I'm guessing that since this is a text-based markup language, a lot of people wanted a format that had a lot less friction in a compute-constrained mobile environment, preferably something that can be piped straight to a GPU.
HTML is fine for the browser because it is mostly delivering text and JS, which are both processed in a CPU. Text files are inherently GPU-hostile, and that makes them a weird choice for a graphical markup language.
> Text files are inherently GPU-hostile, and that makes them a weird choice for a graphical markup language.
The point of a standard is to be device agnostic. Tying it to present-day technical implementations would limit its adaptability to future tools, as well as creative misuse of the technology.
Then why tie the format to present-day technical tools like text editors? Why not invest in a format that makes sense and the tools to understand and work with it?
Also, GPUs and their architecture aren't a fad, they have been the same for the last 30 years. If you want your format to be truly device agnostic, text is a bad format because it precludes many types of devices (GPUs and hardware accelerators) from being able to use it.
As far as i know HTML and JS are also text formats which must be interpreted. So i do not see any advantage between parsing a text format or HTML or JS.

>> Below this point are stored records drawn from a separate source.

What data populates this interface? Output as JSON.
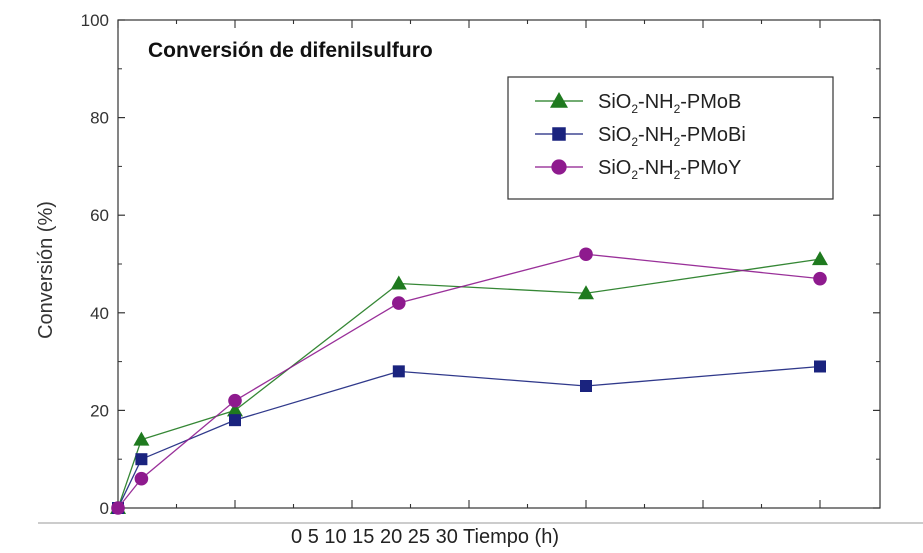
{
  "chart_data": {
    "type": "line",
    "title": "Conversión de difenilsulfuro",
    "ylabel": "Conversión (%)",
    "xlabel": "0 5 10 15 20 25 30 Tiempo (h)",
    "ylim": [
      0,
      100
    ],
    "xlim": [
      0,
      30
    ],
    "y_ticks": [
      "0",
      "20",
      "40",
      "60",
      "80",
      "100"
    ],
    "x": [
      0,
      1,
      5,
      12,
      20,
      30
    ],
    "series": [
      {
        "name_parts": [
          "SiO",
          "2",
          "-NH",
          "2",
          "-PMoB"
        ],
        "color": "#1f7a1f",
        "marker": "triangle",
        "values": [
          0,
          14,
          20,
          46,
          44,
          51
        ]
      },
      {
        "name_parts": [
          "SiO",
          "2",
          "-NH",
          "2",
          "-PMoBi"
        ],
        "color": "#1a237e",
        "marker": "square",
        "values": [
          0,
          10,
          18,
          28,
          25,
          29
        ]
      },
      {
        "name_parts": [
          "SiO",
          "2",
          "-NH",
          "2",
          "-PMoY"
        ],
        "color": "#8e1a8e",
        "marker": "circle",
        "values": [
          0,
          6,
          22,
          42,
          52,
          47
        ]
      }
    ],
    "legend_position": "top-right",
    "grid": false
  }
}
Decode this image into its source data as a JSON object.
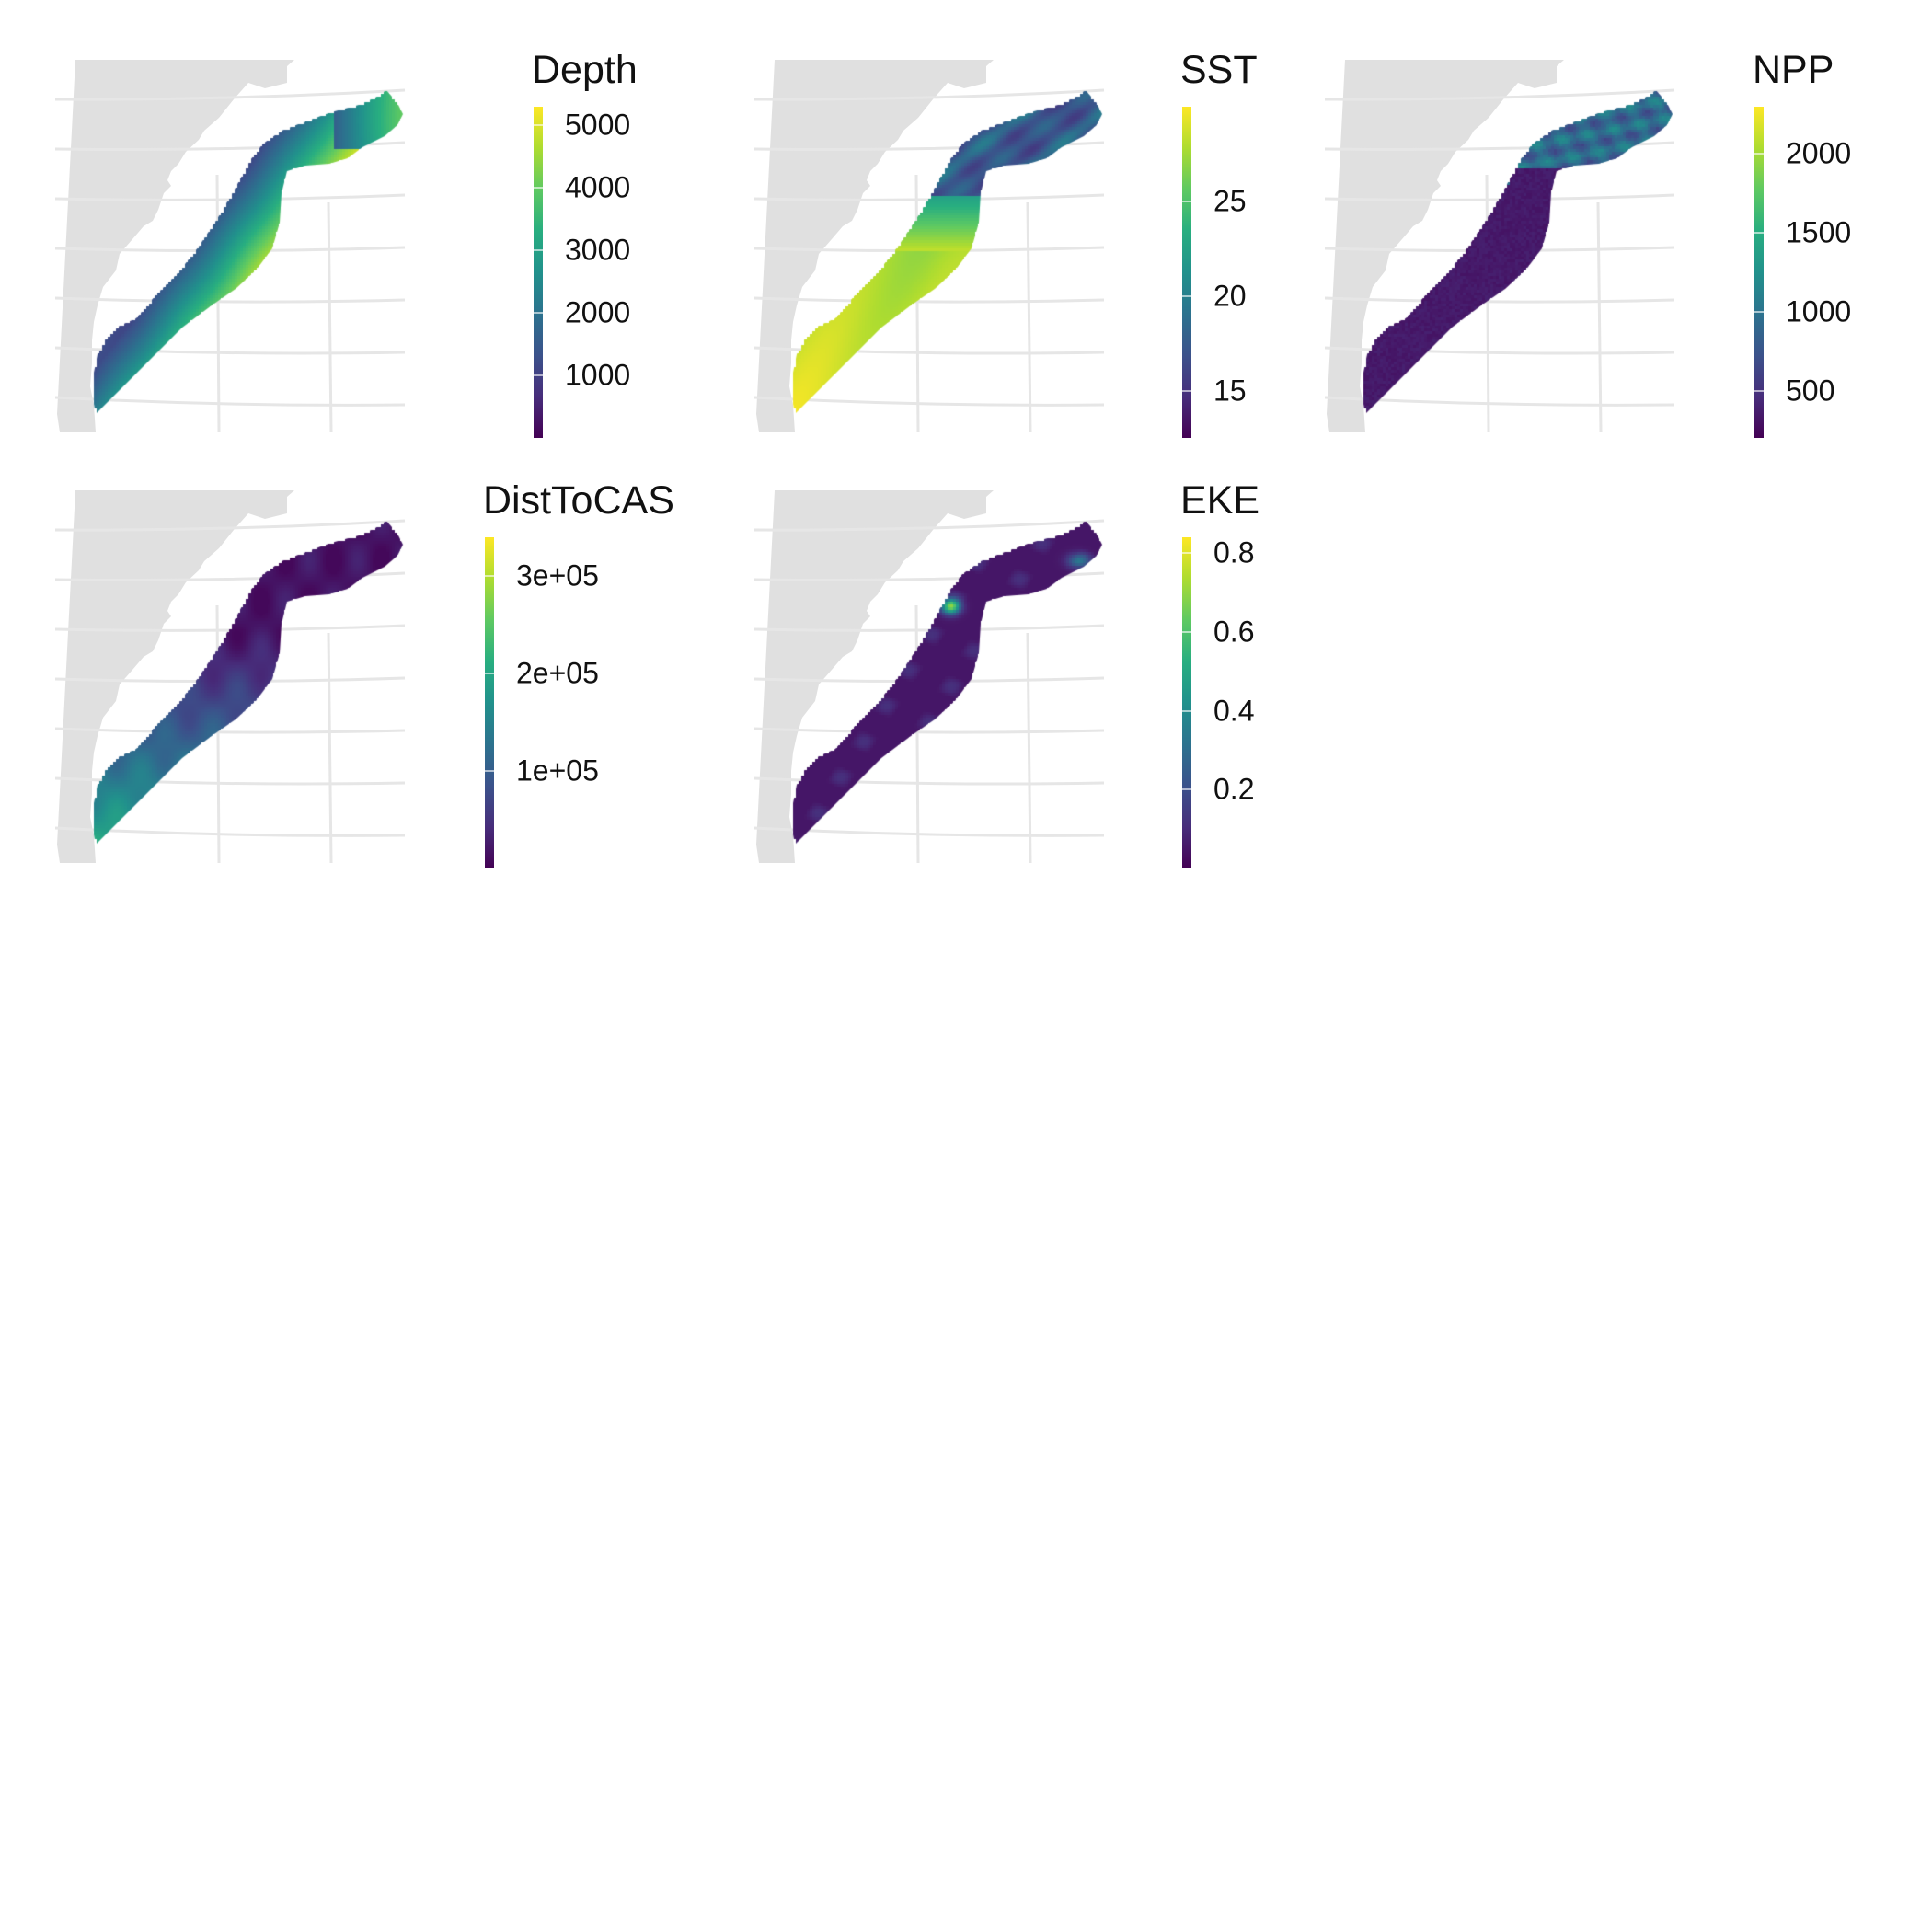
{
  "figure": {
    "panels": [
      {
        "id": "depth",
        "legend_title": "Depth",
        "colorbar": {
          "min": 0,
          "max": 5300,
          "palette": "viridis"
        },
        "ticks": [
          {
            "value": 5000,
            "label": "5000"
          },
          {
            "value": 4000,
            "label": "4000"
          },
          {
            "value": 3000,
            "label": "3000"
          },
          {
            "value": 2000,
            "label": "2000"
          },
          {
            "value": 1000,
            "label": "1000"
          }
        ],
        "field": "depth"
      },
      {
        "id": "sst",
        "legend_title": "SST",
        "colorbar": {
          "min": 12.5,
          "max": 30,
          "palette": "viridis"
        },
        "ticks": [
          {
            "value": 25,
            "label": "25"
          },
          {
            "value": 20,
            "label": "20"
          },
          {
            "value": 15,
            "label": "15"
          }
        ],
        "field": "sst"
      },
      {
        "id": "npp",
        "legend_title": "NPP",
        "colorbar": {
          "min": 200,
          "max": 2300,
          "palette": "viridis"
        },
        "ticks": [
          {
            "value": 2000,
            "label": "2000"
          },
          {
            "value": 1500,
            "label": "1500"
          },
          {
            "value": 1000,
            "label": "1000"
          },
          {
            "value": 500,
            "label": "500"
          }
        ],
        "field": "npp"
      },
      {
        "id": "disttocas",
        "legend_title": "DistToCAS",
        "colorbar": {
          "min": 0,
          "max": 340000,
          "palette": "viridis"
        },
        "ticks": [
          {
            "value": 300000,
            "label": "3e+05"
          },
          {
            "value": 200000,
            "label": "2e+05"
          },
          {
            "value": 100000,
            "label": "1e+05"
          }
        ],
        "field": "dist"
      },
      {
        "id": "eke",
        "legend_title": "EKE",
        "colorbar": {
          "min": 0,
          "max": 0.84,
          "palette": "viridis"
        },
        "ticks": [
          {
            "value": 0.8,
            "label": "0.8"
          },
          {
            "value": 0.6,
            "label": "0.6"
          },
          {
            "value": 0.4,
            "label": "0.4"
          },
          {
            "value": 0.2,
            "label": "0.2"
          }
        ],
        "field": "eke"
      }
    ],
    "colors": {
      "land": "#e0e0e0",
      "graticule": "#e6e6e6",
      "viridis": [
        "#440154",
        "#472d7b",
        "#3b528b",
        "#2c728e",
        "#21918c",
        "#28ae80",
        "#5ec962",
        "#addc30",
        "#fde725"
      ]
    }
  }
}
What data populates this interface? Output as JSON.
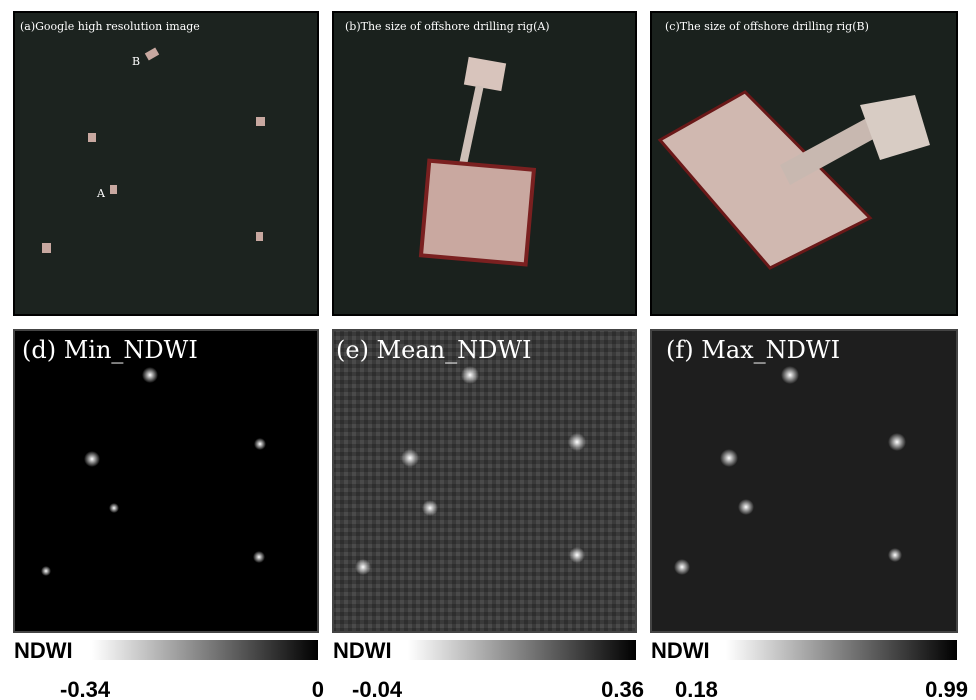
{
  "panels": [
    {
      "label": "(a)Google high resolution image",
      "points": [
        "A",
        "B"
      ]
    },
    {
      "label": "(b)The size of offshore drilling rig(A)"
    },
    {
      "label": "(c)The size of offshore drilling rig(B)"
    },
    {
      "label": "(d) Min_NDWI"
    },
    {
      "label": "(e) Mean_NDWI"
    },
    {
      "label": "(f) Max_NDWI"
    }
  ],
  "colorbars": [
    {
      "title": "NDWI",
      "min": "-0.34",
      "max": "0"
    },
    {
      "title": "NDWI",
      "min": "-0.04",
      "max": "0.36"
    },
    {
      "title": "NDWI",
      "min": "0.18",
      "max": "0.99"
    }
  ]
}
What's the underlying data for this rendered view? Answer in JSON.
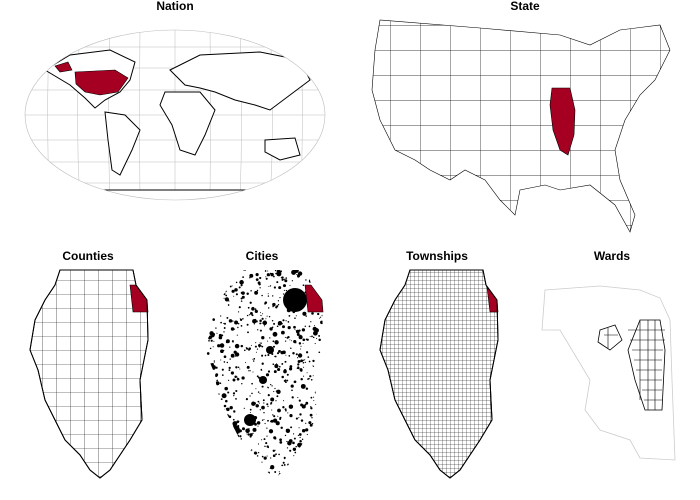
{
  "panels": [
    {
      "title": "Nation"
    },
    {
      "title": "State"
    },
    {
      "title": "Counties"
    },
    {
      "title": "Cities"
    },
    {
      "title": "Townships"
    },
    {
      "title": "Wards"
    }
  ]
}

Text files are very hard to efficiently parse in parallel because there are so many variable-length and conditionally present fields. That necessarily leads to branches in your code which GPUs are not designed for.
It depends on the format of the text, the parser for that format, the language of the parser, and many other factors. Such a broad affirmative statement that text files are inefficient is tenuous at best.
This might look ugly if you open it in Notepad, but so do XML and Org mode files. However an Emacs/VIM/VsCode plugin could make this seamless for the user.
HTML is fine for the browser because it is mostly delivering text and JS, which are both processed in a CPU. Text files are inherently GPU-hostile, and that makes them a weird choice for a graphical markup language.